Nous avons également enregistré le Père Prévost lisant le texte de son intervention au synode, que mon collègue Robert a transformé en une vidéo en deux parties, illustrée par des exemples de la culture médiatique occidentale que le futur Pape critiquait. Vous pouvez regarder la vidéo ici.

Le Père Prévost a répondu favorablement lorsque je lui ai envoyé les résultats de notre rencontre. "Merci beaucoup ! J'ai apprécié les présentations vidéo et j'ai envoyé les liens à différents endroits", a-t-il écrit.

Je n'ai pas revu le Père Prévost pendant plus de dix ans, période pendant laquelle il a terminé son mandat à la tête de son ordre et est retourné au Pérou, son précédent champ de mission, pour servir en tant qu'évêque de Chiclayo.

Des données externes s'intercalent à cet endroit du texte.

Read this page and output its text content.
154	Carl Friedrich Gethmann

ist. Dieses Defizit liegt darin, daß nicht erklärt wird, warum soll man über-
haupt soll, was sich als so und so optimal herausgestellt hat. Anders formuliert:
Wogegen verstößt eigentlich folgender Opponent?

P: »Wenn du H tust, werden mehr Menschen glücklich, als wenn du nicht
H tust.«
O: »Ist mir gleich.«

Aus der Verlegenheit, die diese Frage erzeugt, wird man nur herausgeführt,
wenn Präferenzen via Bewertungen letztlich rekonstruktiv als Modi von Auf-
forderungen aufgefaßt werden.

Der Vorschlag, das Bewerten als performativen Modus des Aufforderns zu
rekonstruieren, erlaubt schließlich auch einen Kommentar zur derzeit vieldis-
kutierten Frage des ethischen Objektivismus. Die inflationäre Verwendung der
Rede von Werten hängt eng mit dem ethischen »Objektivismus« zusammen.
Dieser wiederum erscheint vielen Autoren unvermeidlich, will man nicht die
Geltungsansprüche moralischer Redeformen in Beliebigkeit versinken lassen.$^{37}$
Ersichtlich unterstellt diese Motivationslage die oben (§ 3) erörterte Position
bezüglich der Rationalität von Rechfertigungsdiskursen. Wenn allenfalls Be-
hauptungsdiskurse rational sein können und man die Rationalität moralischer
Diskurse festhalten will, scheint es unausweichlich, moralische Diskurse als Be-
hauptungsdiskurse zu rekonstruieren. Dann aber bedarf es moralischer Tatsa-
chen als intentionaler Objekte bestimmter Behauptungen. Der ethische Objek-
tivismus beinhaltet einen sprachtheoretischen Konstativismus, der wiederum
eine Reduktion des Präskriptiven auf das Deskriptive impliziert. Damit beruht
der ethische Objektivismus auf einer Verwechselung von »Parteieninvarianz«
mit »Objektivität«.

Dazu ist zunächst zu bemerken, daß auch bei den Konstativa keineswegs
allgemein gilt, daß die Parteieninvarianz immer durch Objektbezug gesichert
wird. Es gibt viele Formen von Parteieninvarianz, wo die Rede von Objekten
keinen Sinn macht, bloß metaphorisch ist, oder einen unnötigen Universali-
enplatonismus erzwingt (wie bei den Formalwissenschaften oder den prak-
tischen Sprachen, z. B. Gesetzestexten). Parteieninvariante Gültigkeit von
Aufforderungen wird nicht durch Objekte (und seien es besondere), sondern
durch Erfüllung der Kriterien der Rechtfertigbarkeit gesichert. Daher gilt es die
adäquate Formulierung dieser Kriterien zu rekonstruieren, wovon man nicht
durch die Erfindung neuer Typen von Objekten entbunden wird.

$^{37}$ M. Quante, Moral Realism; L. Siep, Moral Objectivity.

Lorsque le pape François l'a nommé à la tête du Dicastère pour les évêques en 2023, faisant de lui son principal conseiller dans le choix des dirigeants de l'Église à travers le monde, j'ai été quelque peu surpris. Le contenu de son discours synodal de 2012 n'était pas, à proprement parler, en contradiction avec l'enseignement du pape François, mais son ton contre-culturel contrastait avec l'approche conciliante du pape argentin à l'égard de la culture séculière.

Lors d'une réception organisée par l'ambassade des États-Unis auprès du Saint-Siège, j'ai rencontré le préfet de l'époque et lui ai rappelé notre rencontre et son discours du synode.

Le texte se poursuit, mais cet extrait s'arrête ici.